In order to study effectiveness of soil radon mitigation systems in dwellings basements, it is necessary to develop robust numerical models that can estimate time-varying radon concentration in the basements. However, development of such models is a very challenging topic. Indeed, there are three difficult tasks that have to be solved: i°) to characterize soil and foundation materials hydraulic properties, and geometry, length, and position of cracks inside these materials, ii°) to solve discontinuity due to free gas flow in a basement volume embedded within a tortuous porous material, and iii°) to characterize the dwelling occupation mode by the inhabitants. The purpose of this work is twofold: first, to investigate the performance of a meshed-basement model (BM1), compared to classical mass balance models (BM2), in simulating measured fluctuations in time of point-radon concentration in the basement; and second, to study efficiency of soil depressurization systems (SDS) designs in reducing the higher radon concentrations in basements due to higher under-pressurizations.

Application of both models to an experimental dwelling showed that BM1 is more efficient than BM2 in that it can better simulate both measured radon concentration and radon-entry-rate.
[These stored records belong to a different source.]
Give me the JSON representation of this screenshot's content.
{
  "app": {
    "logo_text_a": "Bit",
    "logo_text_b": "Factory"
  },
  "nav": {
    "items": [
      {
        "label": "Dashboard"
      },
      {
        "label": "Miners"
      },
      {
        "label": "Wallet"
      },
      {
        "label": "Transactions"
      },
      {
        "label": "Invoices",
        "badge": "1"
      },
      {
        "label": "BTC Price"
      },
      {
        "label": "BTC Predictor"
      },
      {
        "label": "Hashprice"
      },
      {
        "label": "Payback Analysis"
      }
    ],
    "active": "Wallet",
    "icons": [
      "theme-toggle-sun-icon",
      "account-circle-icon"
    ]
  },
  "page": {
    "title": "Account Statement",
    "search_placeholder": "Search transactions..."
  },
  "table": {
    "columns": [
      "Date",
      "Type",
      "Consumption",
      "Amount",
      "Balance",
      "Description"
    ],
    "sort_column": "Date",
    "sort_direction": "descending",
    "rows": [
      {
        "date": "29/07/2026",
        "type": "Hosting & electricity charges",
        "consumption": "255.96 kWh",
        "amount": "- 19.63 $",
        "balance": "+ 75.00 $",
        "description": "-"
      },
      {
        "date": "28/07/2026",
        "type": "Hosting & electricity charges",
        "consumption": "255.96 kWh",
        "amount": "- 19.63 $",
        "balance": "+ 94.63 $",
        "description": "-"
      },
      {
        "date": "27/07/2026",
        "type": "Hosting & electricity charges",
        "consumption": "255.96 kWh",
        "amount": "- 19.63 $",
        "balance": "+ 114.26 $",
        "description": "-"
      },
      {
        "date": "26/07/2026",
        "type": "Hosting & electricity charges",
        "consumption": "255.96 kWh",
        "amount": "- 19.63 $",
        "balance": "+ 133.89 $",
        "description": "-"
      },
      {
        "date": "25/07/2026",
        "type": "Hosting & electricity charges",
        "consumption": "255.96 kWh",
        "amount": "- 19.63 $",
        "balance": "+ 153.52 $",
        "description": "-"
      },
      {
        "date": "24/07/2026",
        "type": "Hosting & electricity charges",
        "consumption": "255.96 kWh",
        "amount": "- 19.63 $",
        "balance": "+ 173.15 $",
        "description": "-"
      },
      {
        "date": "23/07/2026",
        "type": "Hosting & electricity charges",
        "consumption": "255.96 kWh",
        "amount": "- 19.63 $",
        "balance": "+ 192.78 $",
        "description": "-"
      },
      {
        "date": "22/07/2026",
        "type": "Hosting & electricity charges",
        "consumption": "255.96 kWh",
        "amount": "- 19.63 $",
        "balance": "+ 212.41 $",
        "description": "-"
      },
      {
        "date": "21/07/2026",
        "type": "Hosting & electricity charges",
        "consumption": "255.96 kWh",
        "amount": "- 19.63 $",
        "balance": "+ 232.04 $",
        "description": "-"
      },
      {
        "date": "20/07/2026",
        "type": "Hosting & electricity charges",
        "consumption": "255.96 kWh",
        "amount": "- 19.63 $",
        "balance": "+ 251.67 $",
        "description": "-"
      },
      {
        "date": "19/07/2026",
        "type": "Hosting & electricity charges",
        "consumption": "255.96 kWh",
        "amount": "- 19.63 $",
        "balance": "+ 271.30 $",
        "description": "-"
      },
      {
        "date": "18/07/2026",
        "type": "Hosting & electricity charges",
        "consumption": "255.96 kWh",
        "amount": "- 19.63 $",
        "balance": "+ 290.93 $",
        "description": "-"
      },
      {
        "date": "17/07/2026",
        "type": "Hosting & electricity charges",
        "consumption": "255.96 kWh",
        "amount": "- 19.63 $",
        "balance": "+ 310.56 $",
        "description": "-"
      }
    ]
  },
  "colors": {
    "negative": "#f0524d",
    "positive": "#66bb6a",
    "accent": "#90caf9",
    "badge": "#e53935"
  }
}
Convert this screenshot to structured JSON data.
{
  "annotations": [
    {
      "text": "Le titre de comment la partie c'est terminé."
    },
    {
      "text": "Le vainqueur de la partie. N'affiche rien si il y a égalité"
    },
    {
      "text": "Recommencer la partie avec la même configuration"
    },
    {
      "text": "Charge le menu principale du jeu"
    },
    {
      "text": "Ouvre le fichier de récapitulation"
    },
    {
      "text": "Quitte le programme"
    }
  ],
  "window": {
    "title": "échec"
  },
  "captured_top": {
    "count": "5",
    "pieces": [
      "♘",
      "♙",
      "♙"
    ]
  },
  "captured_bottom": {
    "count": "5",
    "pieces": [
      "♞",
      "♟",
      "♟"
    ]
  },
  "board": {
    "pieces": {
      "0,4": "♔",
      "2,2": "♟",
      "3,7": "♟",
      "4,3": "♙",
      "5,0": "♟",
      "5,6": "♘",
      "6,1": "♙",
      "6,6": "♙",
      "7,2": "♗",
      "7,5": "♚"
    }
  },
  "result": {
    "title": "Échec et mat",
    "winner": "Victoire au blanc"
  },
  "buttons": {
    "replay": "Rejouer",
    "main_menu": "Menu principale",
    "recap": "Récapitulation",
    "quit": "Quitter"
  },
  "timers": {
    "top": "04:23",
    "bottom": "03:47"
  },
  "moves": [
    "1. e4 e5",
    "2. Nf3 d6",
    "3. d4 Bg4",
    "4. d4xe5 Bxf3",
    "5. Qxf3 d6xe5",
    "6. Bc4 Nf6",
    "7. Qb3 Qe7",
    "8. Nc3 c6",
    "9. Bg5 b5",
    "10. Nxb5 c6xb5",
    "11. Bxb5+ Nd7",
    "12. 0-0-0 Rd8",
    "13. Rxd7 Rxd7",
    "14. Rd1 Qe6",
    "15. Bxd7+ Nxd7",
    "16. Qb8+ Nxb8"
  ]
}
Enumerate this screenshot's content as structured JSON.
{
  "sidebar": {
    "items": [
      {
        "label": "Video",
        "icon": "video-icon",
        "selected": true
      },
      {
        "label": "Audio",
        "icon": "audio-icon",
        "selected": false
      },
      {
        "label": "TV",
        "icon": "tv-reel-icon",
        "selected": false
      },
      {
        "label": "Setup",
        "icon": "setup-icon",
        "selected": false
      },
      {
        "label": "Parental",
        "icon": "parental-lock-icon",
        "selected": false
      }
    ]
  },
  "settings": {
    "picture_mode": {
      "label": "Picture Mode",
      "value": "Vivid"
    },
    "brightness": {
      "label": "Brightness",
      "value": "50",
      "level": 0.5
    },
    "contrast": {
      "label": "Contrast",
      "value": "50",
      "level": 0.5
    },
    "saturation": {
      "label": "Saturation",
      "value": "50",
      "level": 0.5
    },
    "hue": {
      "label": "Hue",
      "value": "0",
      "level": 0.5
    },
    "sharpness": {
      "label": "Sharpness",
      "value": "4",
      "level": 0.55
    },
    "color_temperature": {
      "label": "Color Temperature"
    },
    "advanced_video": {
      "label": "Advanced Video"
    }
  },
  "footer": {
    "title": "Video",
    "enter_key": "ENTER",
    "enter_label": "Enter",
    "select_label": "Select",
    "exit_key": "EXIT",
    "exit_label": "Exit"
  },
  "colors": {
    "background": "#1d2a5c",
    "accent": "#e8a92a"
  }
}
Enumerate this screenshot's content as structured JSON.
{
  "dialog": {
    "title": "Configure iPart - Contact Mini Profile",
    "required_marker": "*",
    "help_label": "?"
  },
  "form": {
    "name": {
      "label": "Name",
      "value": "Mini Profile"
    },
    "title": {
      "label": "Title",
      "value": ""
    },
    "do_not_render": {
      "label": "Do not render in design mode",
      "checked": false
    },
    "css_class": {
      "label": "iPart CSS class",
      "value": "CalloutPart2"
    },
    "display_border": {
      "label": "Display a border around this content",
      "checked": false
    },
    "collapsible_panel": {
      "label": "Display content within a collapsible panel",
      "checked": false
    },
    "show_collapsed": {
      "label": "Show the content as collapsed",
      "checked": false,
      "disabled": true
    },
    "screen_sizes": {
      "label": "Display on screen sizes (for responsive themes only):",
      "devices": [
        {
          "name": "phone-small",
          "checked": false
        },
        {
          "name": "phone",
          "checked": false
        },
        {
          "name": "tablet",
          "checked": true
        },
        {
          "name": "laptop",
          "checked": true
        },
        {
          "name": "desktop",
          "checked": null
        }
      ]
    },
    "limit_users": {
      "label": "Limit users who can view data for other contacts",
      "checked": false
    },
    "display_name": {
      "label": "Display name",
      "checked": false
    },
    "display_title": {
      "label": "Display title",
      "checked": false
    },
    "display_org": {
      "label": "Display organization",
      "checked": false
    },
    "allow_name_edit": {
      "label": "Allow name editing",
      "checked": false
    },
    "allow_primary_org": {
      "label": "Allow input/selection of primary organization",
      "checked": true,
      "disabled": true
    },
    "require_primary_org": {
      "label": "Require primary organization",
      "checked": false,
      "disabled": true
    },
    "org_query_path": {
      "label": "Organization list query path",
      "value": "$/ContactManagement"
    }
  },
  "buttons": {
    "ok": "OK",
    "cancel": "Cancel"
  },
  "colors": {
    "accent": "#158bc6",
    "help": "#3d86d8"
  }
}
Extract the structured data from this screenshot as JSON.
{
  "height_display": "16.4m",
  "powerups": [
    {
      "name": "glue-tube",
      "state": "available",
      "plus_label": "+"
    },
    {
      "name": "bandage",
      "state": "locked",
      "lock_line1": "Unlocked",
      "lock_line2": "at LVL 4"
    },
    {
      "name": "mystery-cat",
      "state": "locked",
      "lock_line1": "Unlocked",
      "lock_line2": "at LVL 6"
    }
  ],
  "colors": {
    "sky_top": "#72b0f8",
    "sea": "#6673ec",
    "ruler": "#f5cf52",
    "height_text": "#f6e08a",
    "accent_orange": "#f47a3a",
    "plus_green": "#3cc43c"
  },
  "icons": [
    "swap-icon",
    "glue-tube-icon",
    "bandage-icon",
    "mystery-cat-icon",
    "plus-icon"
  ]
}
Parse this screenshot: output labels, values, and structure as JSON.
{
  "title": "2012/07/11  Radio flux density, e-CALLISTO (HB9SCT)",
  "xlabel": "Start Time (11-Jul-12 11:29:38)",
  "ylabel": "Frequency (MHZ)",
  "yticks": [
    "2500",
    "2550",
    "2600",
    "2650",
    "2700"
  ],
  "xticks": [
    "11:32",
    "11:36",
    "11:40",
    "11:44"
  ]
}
Numerical SDS-scenarios by using BM1 showed that the basement sub-slab depressurization (SSD) alone is a costly solution for radon mitigation. However, scenarios combining SSD with a sump pumping well (SPW) design in the soil adjacent to the wall, showed to be a good alternative because it involves less energy for soil air extraction.

为了研究住宅地下室中土壤ra减缓系统的有效性，有必要建立鲁棒的数值模型来估算地下室中ra的浓度。但是，开发这样的模型是一个非常具有挑战性的话题。实际上，必须解决三个困难的任务：i）表征土壤和基础材料的水力特性，以及这些材料内部裂缝的几何形状，长度和位置，ii°）解决由于自由气流导致的不连续性。地下室容积嵌入曲折的多孔材料中，和iii°）以表征居民的居住模式。这项工作的目的是双重的：首先，与传统的质量平衡模型（BM2）相比，研究网格基础模型（BM1）的性能，模拟地下室中点point浓度的时间波动；其次，研究土壤降压系统（SDS）设计在降低地下室中较高ra浓度引起的ra浓度方面的效率。

两种模型在实验性住宅中的应用表明，BM1比BM2更有效，因为它可以更好地模拟测得的ra浓度和ra进入率。通过使用BM1进行的SDS数值模拟表明，单独的地下室底板降压（SSD）是缓解ra的昂贵解决方案。但是，将SSD与邻近墙壁的土壤中的污水泵井（SPW）设计相结合的方案被证明是一个不错的选择，因为它消耗的土壤空气能量更少。